Consideraciones prácticas
A la luz de estas tendencias, las empresas deberían plantearse si sus programas de cumplimiento están adecuadamente adaptados a los riesgos actuales relacionados con la FCA. Esto podría incluir:
- revisar los controles relacionados con las prácticas de facturación, codificación y reembolso;
- revisar las certificaciones relativas a la contratación pública y la fijación de precios realizadas en el marco de los contratos públicos;
- evaluar el cumplimiento de las normas de ciberseguridad con respecto a los requisitos contractuales y las normas reconocidas;
- reevaluar las prácticas laborales que puedan percibirse como una muestra de preferencia —o de discriminación— hacia cualquier raza o género;
- revisar los procesos de cumplimiento de las normas de importación, incluyendo la clasificación, la valoración y la determinación del origen;
- reforzar los canales internos de notificación y escalado; y
- garantizar la investigación y la resolución inmediatas de los problemas detectados.

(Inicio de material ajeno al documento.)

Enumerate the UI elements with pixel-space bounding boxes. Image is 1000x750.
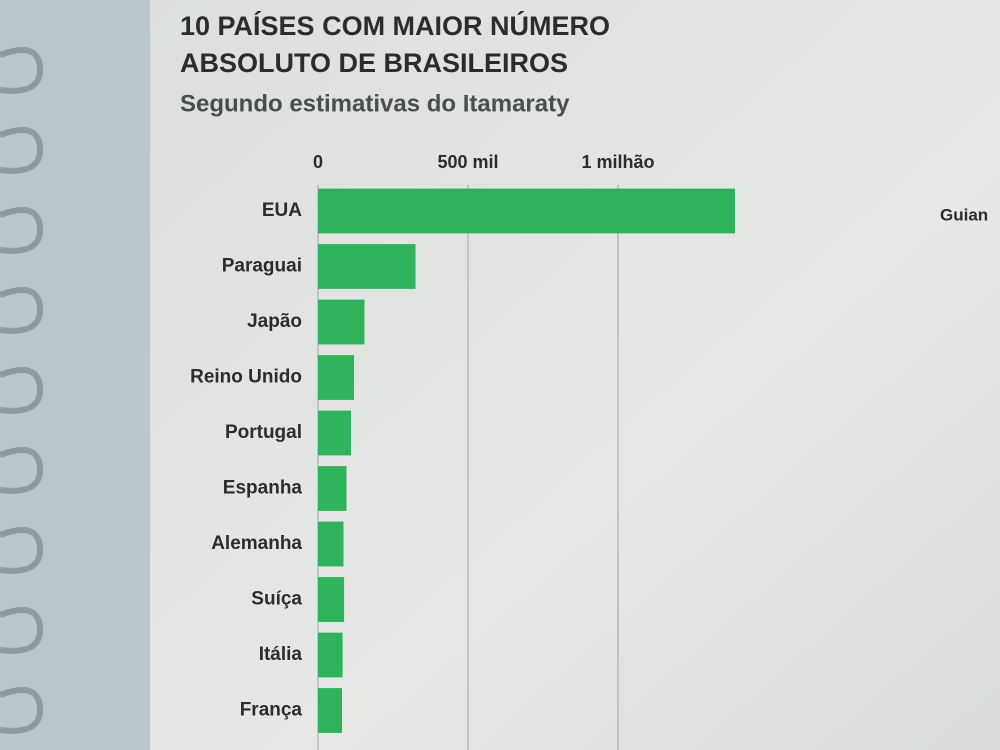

La actividad de aplicación de la ley sin precedentes registrada en 2025 deja claro que el Departamento de Justicia y el colectivo de denunciantes tienen la intención de seguir recurriendo de forma enérgica a la Ley contra el Fraude en la Asistencia Sanitaria (FCA) en 2026. Las organizaciones que reciban fondos federales, participen en programas sanitarios federales o mantengan relaciones comerciales con el Gobierno deben estar preparadas para un escrutinio continuo en un abanico cada vez más amplio de ámbitos de aplicación de la ley.